Olhando para trás, uma questão estimula outra analogia: o que vem depois de um Holocausto? Qual é o vínculo que todos esses fatores possuem entre si? Certo é que não podemos desejar a repetição da história, porque as marcas estão gravadas nos corpos de Hiroshima e Nagazaki, depois que um clarão desintegrou tudo. Não será possível apagar nunca o trauma horroroso de Auschwitz, nem a morte de milhares de pessoas inocentes na Palestina, durante todos esses anos.

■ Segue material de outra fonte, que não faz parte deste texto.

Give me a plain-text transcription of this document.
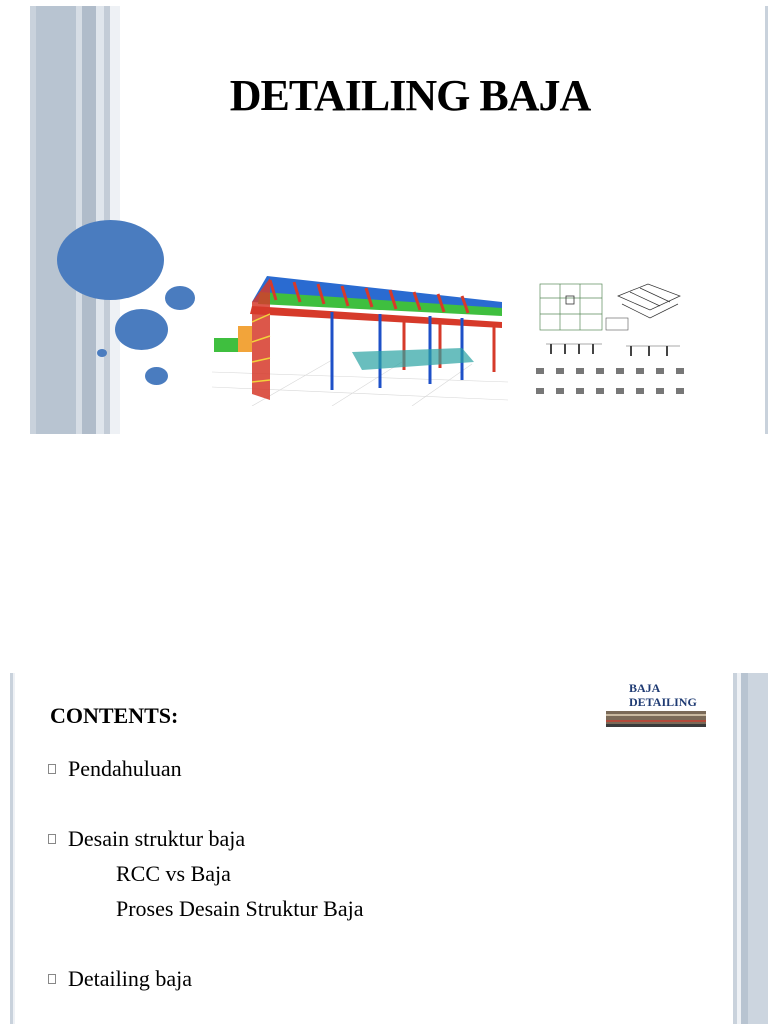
DETAILING BAJA
CONTENTS:
BAJA
DETAILING
Pendahuluan
Desain struktur baja
RCC vs Baja
Proses Desain Struktur Baja
Detailing baja
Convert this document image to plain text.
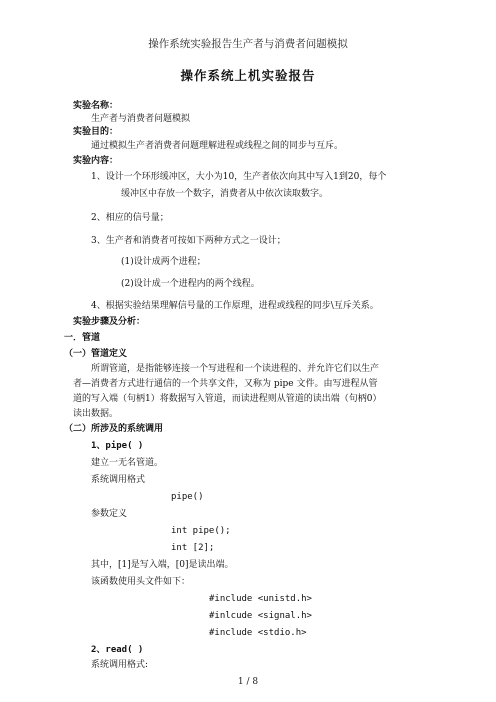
操作系统实验报告生产者与消费者问题模拟
操作系统上机实验报告
实验名称：
生产者与消费者问题模拟
实验目的：
通过模拟生产者消费者问题理解进程或线程之间的同步与互斥。
实验内容：
1、设计一个环形缓冲区，大小为10，生产者依次向其中写入1到20，每个
缓冲区中存放一个数字，消费者从中依次读取数字。
2、相应的信号量；
3、生产者和消费者可按如下两种方式之一设计；
(1)设计成两个进程；
(2)设计成一个进程内的两个线程。
4、根据实验结果理解信号量的工作原理，进程或线程的同步\互斥关系。
实验步骤及分析：
一．管道
（一）管道定义
所谓管道，是指能够连接一个写进程和一个读进程的、并允许它们以生产
者—消费者方式进行通信的一个共享文件，又称为 pipe 文件。由写进程从管
道的写入端（句柄1）将数据写入管道，而读进程则从管道的读出端（句柄0）
读出数据。
（二）所涉及的系统调用
1、pipe( )
建立一无名管道。
系统调用格式
pipe()
参数定义
int pipe();
int [2];
其中，[1]是写入端，[0]是读出端。
该函数使用头文件如下：
#include <unistd.h>
#inlcude <signal.h>
#include <stdio.h>
2、read( )
系统调用格式:
1 / 8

As palavras apocalípticas de Vladimir Putin; a experiência de governos e movimentos de extrema-direita; as políticas criminais de “guerra as drogas"; o delírio coletivo chamado de bolsonarismo; Trump; a ditadora norte-coreana; um argentino que palestra com cães falecidos; ou a simples declaração de um radialista vociferado; são apenas algumas notas que compõem a melodia insana de ódio pelo outro, em sua diversidade, como foi no Hospital Colônia de Barbacena. E você que leu a retórica de um maluco beleza, de que lado está? Se percebe mais Alienista ou mais Alienado(a)?

  


* Pedro Araújo Sampaio, advogado e professor de Ciências Criminais da Faculdade Irecê (FAI) e da Faculdade Pitágoras.